Toch is mijn perspectief wat gekanteld. Door de stelligheid waarmee Koniordos meent dat vooral Griekenland zelf verantwoordelijkheid draagt voor het uit de pan rijzen van de staatsschuld. Door het inzicht dat de huidige krimp mogelijk een correctie is van de opgeblazen groei vóór de crisis. Door het besef dat er in de Griekse samenleving zoveel moet veranderen.

Zeker, het is eenvoudig te betogen dat de Europese leiders nalaten wat nodig is: een begin maken met schuldenkwijtschelding. Alleen: wat is de logische grens voor een onhoudbare schuld?

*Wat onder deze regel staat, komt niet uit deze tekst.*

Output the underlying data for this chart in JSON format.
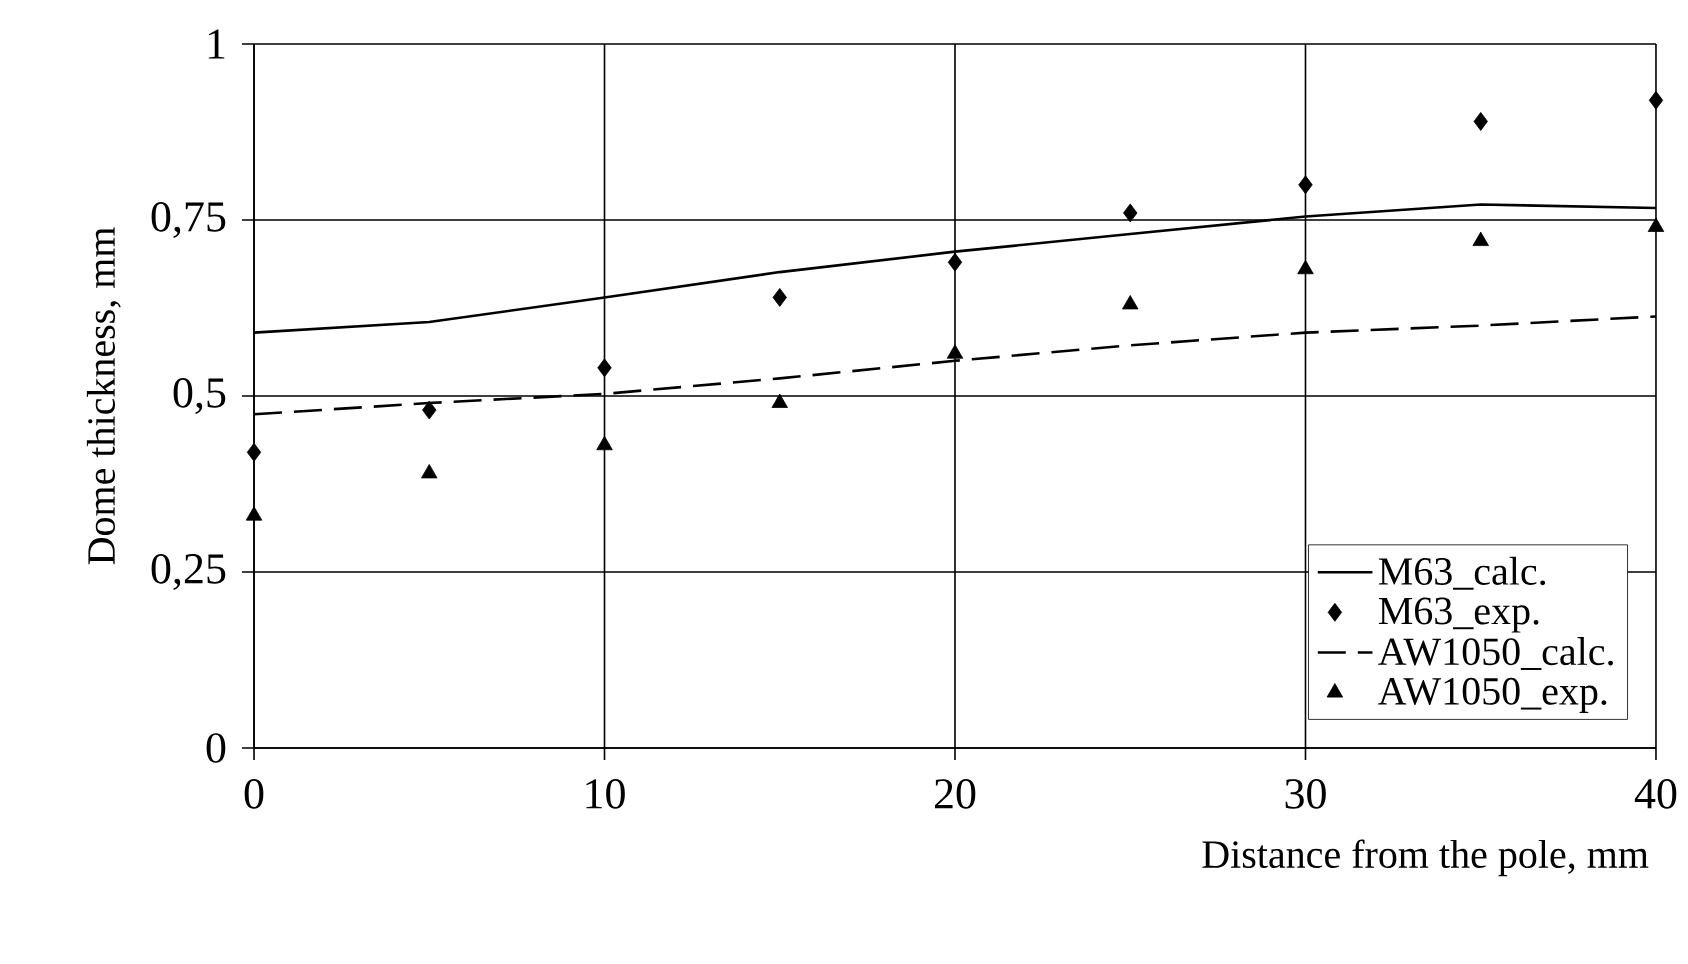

Zijn de staatsschulden van Portugal en Italië (130 procent) niet ook ondraaglijk?

Ergens is de huiver van de Europese politici ook te begrijpen. Kwijtschelding zou een transferunie betekenen waarin geld wordt overgeheveld van rijke naar arme EU-landen. Dat mag je (net als ik) een mooi en rechtvaardig vergezicht vinden, veel draagvlak onder de Europeanen is er op dit moment niet voor. Ook is het de vraag waar de solidariteit begint en ophoudt. Zeker, de armoede in Griekenland is schrijnend. Maar Bulgarije en Roemenië nog altijd méér armoede en sociale uitsluiting. Reden om ook hen financieel te hulp te schieten?

In deze woelige dagen lijkt wel te gelden: hoe onzekerder Griekenlands toekomst, hoe stelliger de opinies. Ikzelf ben bang dat het voor de verantwoordelijke politici nu haast onmogelijk is te weten wat het juiste is om te doen.